If the block is essential to the file-system consistency and has been modified, it should be written to disk immediately. And systems take two approaches to dealing with data blocks. The UNIX way is to have a system call, sync, which forces all the modified blocks out onto disk immediately. When the system is started up, a program, usually called update, is started up in the background to sit in an endless loop issuing sync calls. What Windows did was to write every modified block to disk as soon as it was written to the cache. Caches in which all modified blocks are written back to disk immediately are called write-through caches.

Block read ahead

The technique is to try to get blocks into the cache before they are needed to increase the hit rate. The read-ahead strategy works only for files that are actually being read sequentially.

Reducing disk-arm motion

The technique is to reduce the amount of disk-arm motion by putting blocks that are likely to be accessed in sequence close to each other, preferably in the same cylinder.

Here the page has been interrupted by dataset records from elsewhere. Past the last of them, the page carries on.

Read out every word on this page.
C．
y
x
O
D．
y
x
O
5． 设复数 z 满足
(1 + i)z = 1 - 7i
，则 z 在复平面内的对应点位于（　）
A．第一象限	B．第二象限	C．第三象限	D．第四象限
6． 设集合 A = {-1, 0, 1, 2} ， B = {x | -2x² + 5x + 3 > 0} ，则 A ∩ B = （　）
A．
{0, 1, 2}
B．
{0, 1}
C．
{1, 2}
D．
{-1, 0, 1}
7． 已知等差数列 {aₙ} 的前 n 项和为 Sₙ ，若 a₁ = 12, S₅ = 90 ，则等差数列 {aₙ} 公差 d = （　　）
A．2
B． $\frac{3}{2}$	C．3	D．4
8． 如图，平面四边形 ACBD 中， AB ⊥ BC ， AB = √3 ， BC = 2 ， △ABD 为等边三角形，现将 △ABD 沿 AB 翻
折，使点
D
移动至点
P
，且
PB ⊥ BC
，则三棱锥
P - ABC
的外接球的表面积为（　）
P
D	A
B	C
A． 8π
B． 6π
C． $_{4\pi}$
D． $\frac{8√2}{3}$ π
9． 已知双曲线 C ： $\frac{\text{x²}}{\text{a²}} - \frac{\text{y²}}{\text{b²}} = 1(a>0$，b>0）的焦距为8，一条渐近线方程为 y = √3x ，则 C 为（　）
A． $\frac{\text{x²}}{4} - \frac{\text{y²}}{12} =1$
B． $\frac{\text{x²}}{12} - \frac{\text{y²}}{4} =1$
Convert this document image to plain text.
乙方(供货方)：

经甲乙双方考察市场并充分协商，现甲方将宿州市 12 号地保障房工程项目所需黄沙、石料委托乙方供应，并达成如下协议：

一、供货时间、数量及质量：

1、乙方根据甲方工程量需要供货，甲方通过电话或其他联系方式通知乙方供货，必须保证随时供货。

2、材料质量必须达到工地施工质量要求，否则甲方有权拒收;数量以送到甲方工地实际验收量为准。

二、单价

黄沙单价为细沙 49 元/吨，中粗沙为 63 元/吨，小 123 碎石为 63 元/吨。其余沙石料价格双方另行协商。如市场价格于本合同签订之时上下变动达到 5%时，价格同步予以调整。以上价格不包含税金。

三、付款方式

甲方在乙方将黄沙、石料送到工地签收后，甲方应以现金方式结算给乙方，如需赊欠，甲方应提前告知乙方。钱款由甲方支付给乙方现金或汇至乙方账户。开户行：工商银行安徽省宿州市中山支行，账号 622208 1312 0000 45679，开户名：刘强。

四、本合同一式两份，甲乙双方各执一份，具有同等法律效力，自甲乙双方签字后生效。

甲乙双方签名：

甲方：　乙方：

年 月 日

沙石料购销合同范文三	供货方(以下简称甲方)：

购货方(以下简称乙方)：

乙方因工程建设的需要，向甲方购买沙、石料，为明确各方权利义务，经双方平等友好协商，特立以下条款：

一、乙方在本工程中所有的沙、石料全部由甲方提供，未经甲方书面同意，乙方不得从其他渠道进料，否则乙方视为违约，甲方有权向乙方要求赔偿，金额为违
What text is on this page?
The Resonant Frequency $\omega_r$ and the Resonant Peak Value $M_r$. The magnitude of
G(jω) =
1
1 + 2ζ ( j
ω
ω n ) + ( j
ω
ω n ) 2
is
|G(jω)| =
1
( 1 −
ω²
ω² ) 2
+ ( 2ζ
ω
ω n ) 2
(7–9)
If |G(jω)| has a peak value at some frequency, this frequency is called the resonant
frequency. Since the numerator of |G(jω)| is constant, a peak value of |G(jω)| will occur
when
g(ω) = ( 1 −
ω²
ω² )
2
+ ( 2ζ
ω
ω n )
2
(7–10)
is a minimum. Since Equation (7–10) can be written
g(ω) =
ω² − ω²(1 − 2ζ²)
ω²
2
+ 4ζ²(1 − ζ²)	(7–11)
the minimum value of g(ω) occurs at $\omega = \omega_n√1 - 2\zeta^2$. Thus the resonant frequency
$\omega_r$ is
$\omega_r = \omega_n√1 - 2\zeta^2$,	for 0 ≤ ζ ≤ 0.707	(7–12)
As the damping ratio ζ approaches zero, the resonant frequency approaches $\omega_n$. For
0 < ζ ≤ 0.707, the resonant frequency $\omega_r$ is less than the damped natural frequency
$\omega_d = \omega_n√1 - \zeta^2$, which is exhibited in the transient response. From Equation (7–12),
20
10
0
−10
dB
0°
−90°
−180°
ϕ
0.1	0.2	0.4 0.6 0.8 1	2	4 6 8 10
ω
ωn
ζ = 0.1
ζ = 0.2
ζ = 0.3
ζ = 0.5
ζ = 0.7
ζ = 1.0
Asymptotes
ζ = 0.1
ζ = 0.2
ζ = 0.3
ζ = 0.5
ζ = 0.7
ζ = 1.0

If the free blocks are recorded in a bitmap, and the whole bitmap is in memory, it is easy to choose a free block as close as possible to the previous block. With a free-list, some block clustering can be done. The trick is to keep track of disk storage in groups of consecutive blocks: allocate disk storage in units of multi blocks.

Another performance bottleneck in systems that use i-nodes is that reading even a short file requires two disk accesses: one for the i-node and one for the block. One easy performance improvement is to put the i-nodes in the middle of the disk rather than at the start.